(photo courtesy of artist)
Avenue Eight are, to quote a certain music mogul, truly “OTHER”. Boasting a ten man lineup (!!!) of young Philly-area students, Avenue Eight demonstrates ambition within their music and their career. The members are: Matt Coakley (keyboards, vocals), Franco Giacomarra (bass, vocals), Justin Toto (guitar), Stefano “Fano” Giacomarra (drums), Felipe Ranjo (auxiliary percussion), Ossi Onu (backing vocals, percussion), Matt “Fitz” Fitzpatrick (trombone), Murphy Agger (trumpet), John Gabrys (trumpet), and Joe Gilbert (saxophone). They have drawn up a laundry list of accomplishments as of late. This January, the group had the opportunity to open for rising pop star BØRNS at Fordham University’s Winterfest. They were recently one of the four finalists selected from over a thousand submissions to perform at Rock On Philly’s annual “Battle of the College Bands”, at the sold-out Hard Rock Cafe Philadelphia. Currently, Avenue Eight is putting the finishing touches on their debut album, slated for release early this summer.

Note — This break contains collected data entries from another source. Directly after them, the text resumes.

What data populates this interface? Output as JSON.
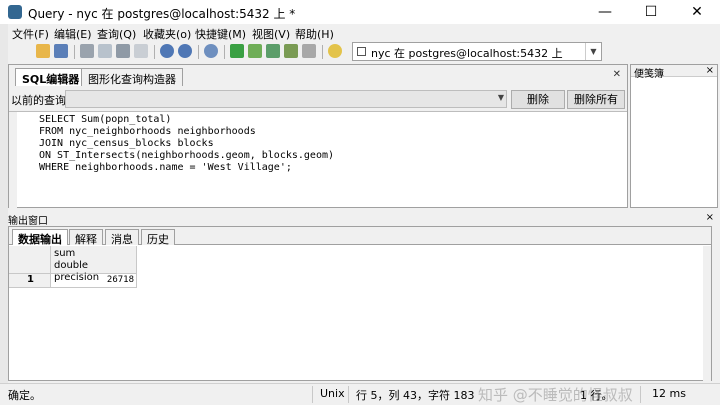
{
  "window": {
    "title": "Query - nyc 在  postgres@localhost:5432 上 *",
    "minimize": "—",
    "maximize": "☐",
    "close": "✕"
  },
  "menu": [
    "文件(F)",
    "编辑(E)",
    "查询(Q)",
    "收藏夹(o)",
    "快捷键(M)",
    "视图(V)",
    "帮助(H)"
  ],
  "connection": {
    "value": "nyc 在  postgres@localhost:5432 上"
  },
  "editor": {
    "tabs": [
      "SQL编辑器",
      "图形化查询构造器"
    ],
    "previous_query_label": "以前的查询",
    "delete_button": "删除",
    "delete_all_button": "删除所有",
    "sql_lines": [
      "SELECT Sum(popn_total)",
      "FROM nyc_neighborhoods neighborhoods",
      "JOIN nyc_census_blocks blocks",
      "ON ST_Intersects(neighborhoods.geom, blocks.geom)",
      "WHERE neighborhoods.name = 'West Village';"
    ]
  },
  "scratch_pad": {
    "title": "便笺簿",
    "close": "×"
  },
  "output": {
    "title": "输出窗口",
    "close": "×",
    "tabs": [
      "数据输出",
      "解释",
      "消息",
      "历史"
    ],
    "columns": [
      {
        "name": "sum",
        "type": "double precision"
      }
    ],
    "rows": [
      {
        "num": "1",
        "value": "26718"
      }
    ]
  },
  "status": {
    "message": "确定。",
    "line_ending": "Unix",
    "position": "行 5，列 43，字符 183",
    "rows": "1 行。",
    "time": "12 ms",
    "watermark": "知乎 @不睡觉的怪叔叔"
  },
  "colors": {
    "tab_active_bg": "#ffffff",
    "chrome_bg": "#f0f0f0",
    "app_icon": "#336791"
  }
}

Self described as “funky indie pop”, it’s hard to pin down an artist that Avenue Eight is directly derivative of. When listening to their single “Days to Come”, dozens of possible influences come to mind. The song harnesses the giddy optimism popularized by contemporary indie pop acts like Walk the Moon or The Wombats, but has instrumentation more similar to third wave ska bands like Streetlight Manifesto or Goldfinger. Franco’s vocals are reminiscent of the traditional “pop punk accent” pioneered by Tom DeLonge; but the rest of his band produces grooves in the vein of soulful combo acts like Nathaniel Rateliff & The Night Sweats or The Heavy. It seems Avenue Eight shoots for this confusion. According to their Bandcamp page, they “derive inspiration from lots of different genres and as a result our songs end up going in many different directions.” Their main mission statement? “We really just want to have fun and get people dancing.” Judging off of “Days to Come” alone, Avenue Eight is succeeding in that goal.
In the days since the legendary Prince has passed, many of his past interviews have recirculated online. In an interview with The Guardian in November 2015, he aired some of his complaints about modern music. To paraphrase, his biggest laments were the proliferation of similar-sounding rock acts, and the lack of technique amongst contemporary musicians. In a sense, Avenue Eight is the answer to both of these problems. Avenue Eight could have easily been your average college rock band with a few novice guitarists and a drummer. Instead, they decided to shake it up. Each member is incredibly talented with their designated instrument(s), which is apparent immediately during the first listen. The fact that they have ten guys and include a horn section is a statement in itself!
Avenue Eight never wanted to be your standard rock act. Their career may be young, but Avenue Eight is a special act that fills a sonic void within the current music landscape.